Introduction to Social Media Scraping

Learn the basic tools for scraping Twitter Data in R

Beginner
Webscraping
Text
Author

Lukas Lehmann

Published

April 18, 2023

NEWS

With the next Twitter regulations, The free package comes with rate-limited access to v2 tweet posting and media upload endpoints, with a posting limit of 1,500 tweets per month at the app level. If you want to access to posting tweets are up to 3,000 per month, and for reading, it’s up to 10,000 tweets per month, you will need to pay 100 USD per month. However, you can sill acces to databases and use this tutorial to analyze text in general.

Introduction


Social media has become an important source of information and communication for individuals, businesses, and organizations; actually there is a growing need to analyze social media data to gain insights into user behavior, sentiment, and trends. With the NLP trend and other inputs, Social media scraping, which involves collecting and analyzing data from social media sites, such as Twitter, has emerged as a powerful tool for such analysis.

In this introduction, we will explore the basics of social media scraping using R and Twitter, including how to access the Twitter API, retrieve data from Twitter, and perform basic analyses on the data. We will also discuss some of the ethical and legal considerations of social media scraping, and provide tips for using social media scraping responsibly.

 

Loading in packages and authorizing rtweet

So the first thing we want to do is load in the packages we’ll be using to scrape and manipulate our data. The most important of those is rtweet, which is the one we’ll be using to interact with the Twitter API.

In order to scrape tweets, you’ll need a Twitter developer account and have to make a Twitter app. This is actually a pretty simple process (and won’t require any coding). Here’s a step-by-step guide

pacman::p_load(rtweet, tidyverse, ggplot2, utils, tm, SnowballC, caTools, 
               rpart, topicmodels, tidytext, wordcloud, lexicon, reshape2,
               sentimentr)

Running the code above (without the #’s) will prompt a dialogue box to pop up on your screen asking you for a bearer token. You can find that on the Twitter developer page. I made the last two lines into comments so that this can be knit into HTML smoothly.

Scraping Tweets


We’ll be make two datasets: one containing tweets just from US President Biden’s Twitter account and the other scraping the most recent (English language) tweets from all Twitter accounts mentioning the word “green.”

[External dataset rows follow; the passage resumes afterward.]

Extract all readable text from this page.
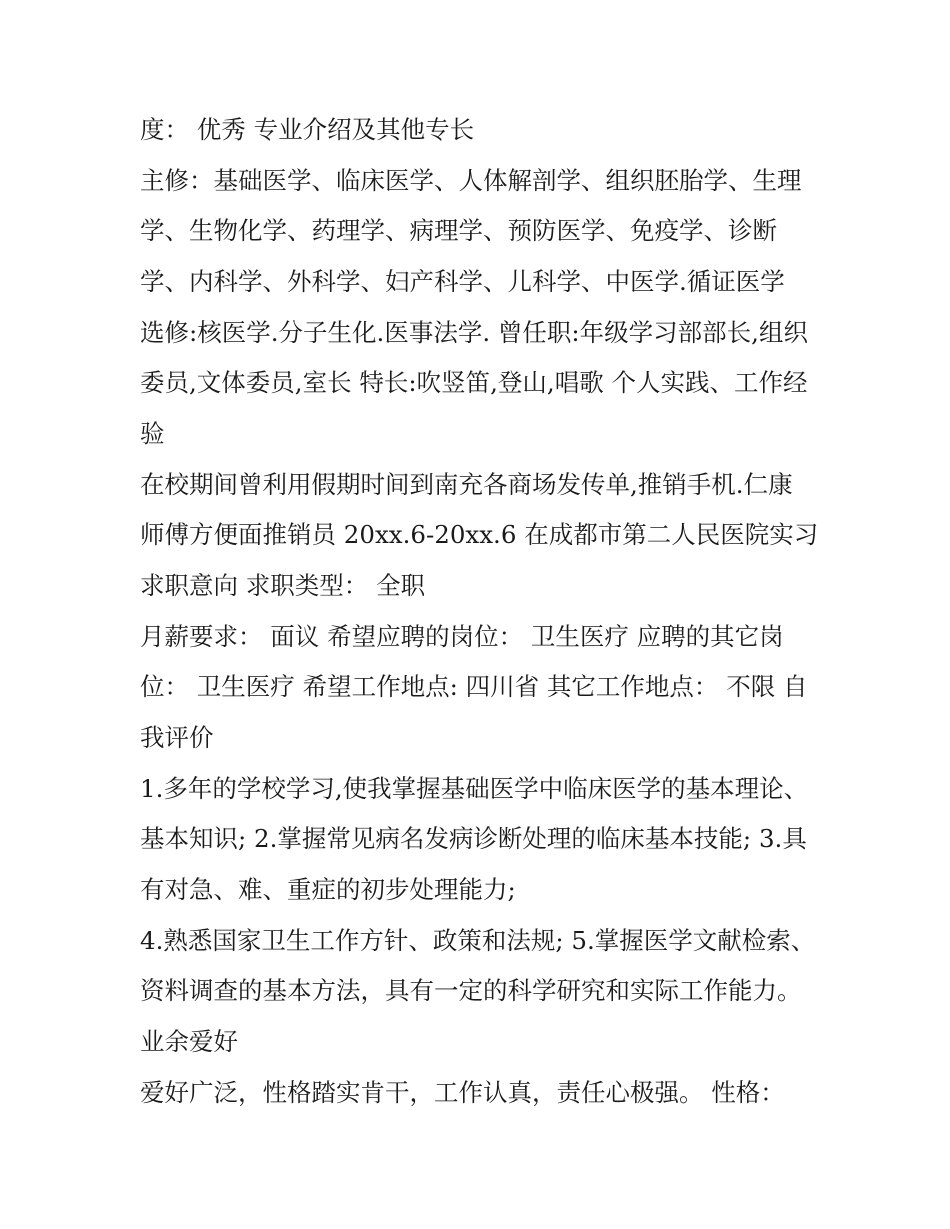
度： 优秀 专业介绍及其他专长
主修：基础医学、临床医学、人体解剖学、组织胚胎学、生理
学、生物化学、药理学、病理学、预防医学、免疫学、诊断
学、内科学、外科学、妇产科学、儿科学、中医学.循证医学
选修:核医学.分子生化.医事法学. 曾任职:年级学习部部长,组织
委员,文体委员,室长 特长:吹竖笛,登山,唱歌 个人实践、工作经
验
在校期间曾利用假期时间到南充各商场发传单,推销手机.仁康
师傅方便面推销员 20xx.6-20xx.6 在成都市第二人民医院实习
求职意向 求职类型： 全职
月薪要求： 面议 希望应聘的岗位： 卫生医疗 应聘的其它岗
位： 卫生医疗 希望工作地点: 四川省 其它工作地点： 不限 自
我评价
1.多年的学校学习,使我掌握基础医学中临床医学的基本理论、
基本知识; 2.掌握常见病名发病诊断处理的临床基本技能; 3.具
有对急、难、重症的初步处理能力;
4.熟悉国家卫生工作方针、政策和法规; 5.掌握医学文献检索、
资料调查的基本方法，具有一定的科学研究和实际工作能力。
业余爱好
爱好广泛，性格踏实肯干，工作认真，责任心极强。 性格：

biden_tweets <- read_csv("https://raw.githubusercontent.com/lukaslehmann-R/common_files/main/biden_tweets.csv")
green <- read_csv("https://raw.githubusercontent.com/lukaslehmann-R/common_files/main/green.csv")

 

Here are the Biden tweets. We show the first 6 entries of the biden_tweets database

 

And here are the databases with words related to green. The green database.

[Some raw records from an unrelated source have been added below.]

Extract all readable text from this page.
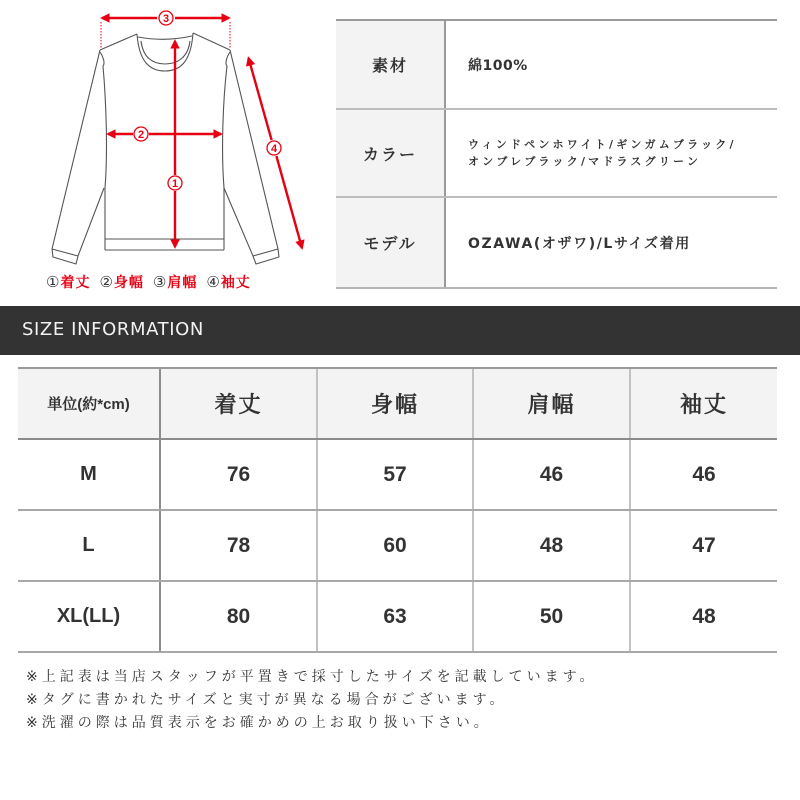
3
1
2
4
① 着丈 ② 身幅 ③ 肩幅 ④ 袖丈
素材	綿100%
カラー	ウィンドペンホワイト/ギンガムブラック/
オンブレブラック/マドラスグリーン
モデル	OZAWA(オザワ)/Lサイズ着用
SIZE INFORMATION
単位(約*cm)	着丈	身幅	肩幅	袖丈
M	76	57	46	46
L	78	60	48	47
XL(LL)	80	63	50	48
※上記表は当店スタッフが平置きで採寸したサイズを記載しています。
※タグに書かれたサイズと実寸が異なる場合がございます。
※洗濯の際は品質表示をお確かめの上お取り扱い下さい。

I turned the first two lines into comments for the same reason as earlier. The third and fourth lines will load in the same datasets (although the data within will different because Biden and other Twitter users will continue to tweet)

 

Frequency of Biden tweets


Now that we have our tweets, let’s construct a time series plot that shows the frequency of tweets by President Joe Biden over time. The data is aggregated using two-week intervals. The plot displays the number of tweets on the y-axis and time on the x-axis. Each point on the plot represents the number of tweets for a particular two-week interval.

Code
# Create time series plot using ts_plot() function from tsbox package
# "2 weeks" specifies the interval for aggregating the data
biden_tweets %>% ts_plot("2 weeks") +
# Customize plot appearance using ggplot2 functions
ggplot2::theme_minimal(base_size=16) +  # remove background gridlines and borders
ggplot2::theme(plot.title = ggplot2::element_text(face = "bold")) +  # set plot title to boldface font
ggplot2::labs(x = NULL, y = "Number of Tweets",  # set labels for x and y axis
     title = "Frequency of Biden tweets",  # set plot title
     subtitle = "Tweet counts aggregated using two-week intervals",  # set plot subtitle
     caption = "\nSource: Data collected from Twitter's REST API via rtweet") +  # set plot caption
geom_point(size=6) + # add points to plot to show tweet count at each interval
geom_line(linewidth=1.5)

 

Topic Modeling


There’s a lot that goes into explaining what a topic model is. One kind of topic model is called LDA, and you can read all about it here

 

Corpus

In natural language processing (NLP), a corpus is a collection of written or spoken language that is used as a basis for analysis. A corpus can be made up of many different types of texts, including books, articles, speeches, social media posts, and more. Here, we will make a corpus of documents using just the full_text part of green tweets

corpus1 <- Corpus(VectorSource(green$full_text))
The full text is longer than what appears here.